After painstaking negotiations, the United States of America, Mexico, and Canada have finally reached a new agreement that will replace NAFTA: the United States-Mexico-Canada Agreement (“USMCA”). Although USMCA was reached and announced on September 30, 2018, the final version has not been published. However, a version, subject to legal review for accuracy, clarity, consistency, and language authentication was released. Once the parties have informed that they completed their internal approval processes, the USMCA will go into effect three (3) months following this announcement.
USMCA contains an investment chapter: Chapter 14. Like NAFTA, USMCA encompasses substantive protections as well as mechanisms to settle disputes arising out of violations of such investment protections. Chapter 14 does not apply to measures covered by Chapter 17 - Financial Services. Some of Chapter 14’s highlights include the following:
Chapter 14 applies only to the U.S. and Mexico
Although USMCA appears as a tri-partite treaty, Chapter 14 applies only to the U.S. and Mexico. In other words, Chapter 14 only protects Mexican nationals that invest in the U.S. and U.S. nationals investing in Mexico. However, existing investments in Canada and investments made by Canadian investors will be protected under the existing NAFTA regime for three (3) years after the USMCA goes into effect. Additionally, Mexico and Canada have signed the Comprehensive and Progressive Agreement for Trans-Pacific Partnership (“CPTPP”). Once it goes into effect, Mexican and Canadian investors/investments will benefit from the investment protections and dispute settlement mechanisms established in the CPTPP.
Two protection schemes
Chapter 14 protects investments as follows:
- General Investments. Protected investors will benefit from the following substantive protections, regardless of the sector: (i) National Treatment¹ (post-established investment), (ii) Most Favored Nation (post-established investment), and (iii) Direct Expropriation. The USMCA does not protect pre-established investment activities.

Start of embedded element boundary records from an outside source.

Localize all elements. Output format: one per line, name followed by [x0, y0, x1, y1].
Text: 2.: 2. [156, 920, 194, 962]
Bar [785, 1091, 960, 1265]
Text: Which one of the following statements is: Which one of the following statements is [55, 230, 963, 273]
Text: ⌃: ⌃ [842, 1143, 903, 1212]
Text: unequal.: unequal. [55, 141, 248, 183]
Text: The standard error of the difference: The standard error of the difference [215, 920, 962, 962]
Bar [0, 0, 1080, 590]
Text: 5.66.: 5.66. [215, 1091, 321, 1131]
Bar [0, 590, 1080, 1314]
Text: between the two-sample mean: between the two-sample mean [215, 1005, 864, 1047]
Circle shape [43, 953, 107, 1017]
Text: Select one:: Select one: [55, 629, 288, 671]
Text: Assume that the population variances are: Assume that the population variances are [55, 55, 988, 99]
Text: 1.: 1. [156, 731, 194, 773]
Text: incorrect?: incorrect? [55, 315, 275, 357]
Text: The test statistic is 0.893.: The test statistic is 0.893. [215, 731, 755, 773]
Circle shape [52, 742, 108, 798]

- Covered Government Contracts. Investors that have a written agreement in a covered sector will benefit from the protections of the General Investments, plus: (i) Minimum Standard of Treatment, (ii) Transfers, (iii) Performance Requirements, (iv) Senior Management and Boards of Directors, and (v) Indirect Expropriation (even though the term “tantamount to expropriation” has been removed). Covered sectors include oil and gas production, telecommunications, transportation, certain infrastructure, and power generation.
Exhaustion of local remedies and statute of limitation
In sharp contrast to NAFTA, USMCA Chapter 14 expressly requires claimants to exhaust local remedies prior to initiating arbitration, except when “recourse to domestic remedies was obviously futile or manifestly ineffective.” Chapter 14 also requires claimants to obtain a final decision from respondent’s court of last resort or that thirty (30) months have elapsed from the date claimant initiated local proceedings.
Each system of protection grants different time limits for the submission of disputes to arbitration. In relation to General Investments, claimants should submit disputes to arbitration no more than four (4) years from the date on which claimant learned of the breach. With respect to Covered Government Contracts, no claims shall be submitted to arbitration if less than six (6) months have elapsed from the events giving rise to the claim and more than three (3) years have elapsed from the date on which the claimant learned of the breach.
Legacy Investment claims
Under USMCA, Annex 14-C, investments made during NAFTA’s life and those that remain when USMCA goes into effect will be protected under NAFTA for three (3) years after NAFTA’s end. Arbitrations that started under the provisions of NAFTA 1994 will continue and remain unaffected when the above term expires.
Changing of hats discussion
During the UNCITRAL thirty-fifth session, States expressed in the Report of Working Group III concerns regarding the conflict of interest created by some arbitrators acting with “triple” or even “quadruple” hatting. The USMCA, Annex 14-D, Article 6, provides that arbitrators need to comply with the IBA Guidelines on Conflicts of Interest and they must refrain from “changing hats;” that is, arbitrators cannot act as counsel, appointed expert, or witness in a pending arbitration under this Chapter. Further, challenges to arbitrators will be governed by the procedure set in the UNCITRAL Arbitration Rules.
The USMCA does not contain a Preamble like other recent FTAs involving the United States of America, stating that the protections provided to foreign investors in the USMCA shall be no more substantial than those provided under U.S. or domestic law.
Other departures from the NAFTA text deserve some comment but at this stage some of the main differences are pointed out above. We will be following up on this matter as it will have a huge impact on future investment proceedings.